Wright reżyseruje swój pierwszy film.

Wright gra Edee (obowiązkowo, bo jej nazwisko było opłacalne dla kartelu), kobietę, którą spotykamy na terapii lamentującej. wtedy pojawia się w odległym mieście w Wyoming, z autem załadowanym artykułami spożywczymi, Wyrzuć telefon komórkowy przez okno. Następny cel: odległa, stara chata, położona w małym łysym miejscu na górze, na terenach łowieckich. Prosi swojego przewodnika, aby zabrał jego samochód. Wyraźnie, nie chce utrzymywać żadnych związków z cywilizacją, ani z poprzednim życiem.
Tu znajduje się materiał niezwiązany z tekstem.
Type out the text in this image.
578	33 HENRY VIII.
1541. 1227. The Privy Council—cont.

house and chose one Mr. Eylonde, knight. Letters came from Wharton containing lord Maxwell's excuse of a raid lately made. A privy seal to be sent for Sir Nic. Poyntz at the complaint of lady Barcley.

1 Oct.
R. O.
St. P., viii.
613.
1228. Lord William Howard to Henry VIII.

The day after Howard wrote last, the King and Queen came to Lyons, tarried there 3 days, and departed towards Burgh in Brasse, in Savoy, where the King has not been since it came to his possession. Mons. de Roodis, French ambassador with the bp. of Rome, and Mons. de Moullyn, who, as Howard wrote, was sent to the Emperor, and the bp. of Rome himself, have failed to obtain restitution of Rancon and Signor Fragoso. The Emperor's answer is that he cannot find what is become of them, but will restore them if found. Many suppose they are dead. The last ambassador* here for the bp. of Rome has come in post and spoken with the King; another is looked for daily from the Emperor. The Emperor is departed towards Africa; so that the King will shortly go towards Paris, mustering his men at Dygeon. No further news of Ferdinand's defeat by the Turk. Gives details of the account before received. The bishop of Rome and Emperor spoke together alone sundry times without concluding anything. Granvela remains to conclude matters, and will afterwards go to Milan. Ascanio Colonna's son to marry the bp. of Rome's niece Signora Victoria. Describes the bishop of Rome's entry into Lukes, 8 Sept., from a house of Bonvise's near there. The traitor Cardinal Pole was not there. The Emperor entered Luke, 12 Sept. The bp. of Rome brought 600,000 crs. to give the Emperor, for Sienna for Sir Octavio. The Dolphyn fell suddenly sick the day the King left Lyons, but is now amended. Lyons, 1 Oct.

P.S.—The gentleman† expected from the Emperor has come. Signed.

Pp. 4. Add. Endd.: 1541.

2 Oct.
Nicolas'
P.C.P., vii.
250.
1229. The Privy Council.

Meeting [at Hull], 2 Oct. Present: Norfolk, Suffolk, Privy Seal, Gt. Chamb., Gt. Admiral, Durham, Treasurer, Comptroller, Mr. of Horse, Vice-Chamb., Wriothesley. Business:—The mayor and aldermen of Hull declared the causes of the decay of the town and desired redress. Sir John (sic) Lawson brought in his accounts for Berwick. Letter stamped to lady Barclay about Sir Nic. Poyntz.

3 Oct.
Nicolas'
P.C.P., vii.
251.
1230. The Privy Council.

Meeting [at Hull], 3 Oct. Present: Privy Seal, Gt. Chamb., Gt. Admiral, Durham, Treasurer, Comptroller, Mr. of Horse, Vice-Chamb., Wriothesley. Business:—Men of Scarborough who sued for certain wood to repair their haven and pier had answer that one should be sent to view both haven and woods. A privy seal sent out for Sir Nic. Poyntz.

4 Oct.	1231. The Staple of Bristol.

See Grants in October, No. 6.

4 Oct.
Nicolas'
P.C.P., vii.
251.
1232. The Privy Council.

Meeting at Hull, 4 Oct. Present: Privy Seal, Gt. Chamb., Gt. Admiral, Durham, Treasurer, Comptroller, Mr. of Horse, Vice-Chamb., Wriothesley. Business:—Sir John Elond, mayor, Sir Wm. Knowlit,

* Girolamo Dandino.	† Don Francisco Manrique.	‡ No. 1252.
Wtedy zaczyna się walka o przetrwanie. Zimno, śnieg, wiatr, dzikie zwierzęta, jak ten niedźwiedź, który wchodzi do twojej kabiny i niszczy całą twoją nie psującą się żywność. Jego trudności w polowaniu, ścinaniu drewna opałowego. Wygląda na to, że zaraz umrze Miguel (Demian Bichir), który ją uratuje i bezinteresownie się nią zaopiekuje. Nauczy ją polować, słuchać natury, obserwować i obserwować siebie. Film nagle staje się jaśniejszy, niż przytłaczająca natura w którym była, przestaje być wrogiem, by stać się bliskim przyjacielem.

w dzikim miejscu

Bez Miguela (Demián Bichir) nie przetrwałby.

„To była duża część rozmowy z moim operatorem i moim dyrektorem artystycznym, Natura musiała być postacią, a Eddee ma inną postać na początku i na końcu filmu”. mówi Robin, który wraz ze swoim zespołem codziennie wracał do cywilizacji, ona i jej dwaj producenci zostali przez prawie dwa miesiące filmowania, aby żyć w tym dzikim zakątku.

„Edee nie zdaje sobie sprawy z majestatu natury i musi nauczyć się ją szanować i rozumieć, zanim będziesz mógł się z nią porozumieć. Pomysł polegał na tym, że nie zobaczy swojego piękna, że nie zobaczy go na ekranie, dopóki się nie odrodzi, że tak powiem, kiedy Miguel ją uratuje. Wtedy zaczyna to czuć, widzieć, słyszeć. W tym sensie dźwięk też był ważny. Zaczynasz to bardziej odczuwać.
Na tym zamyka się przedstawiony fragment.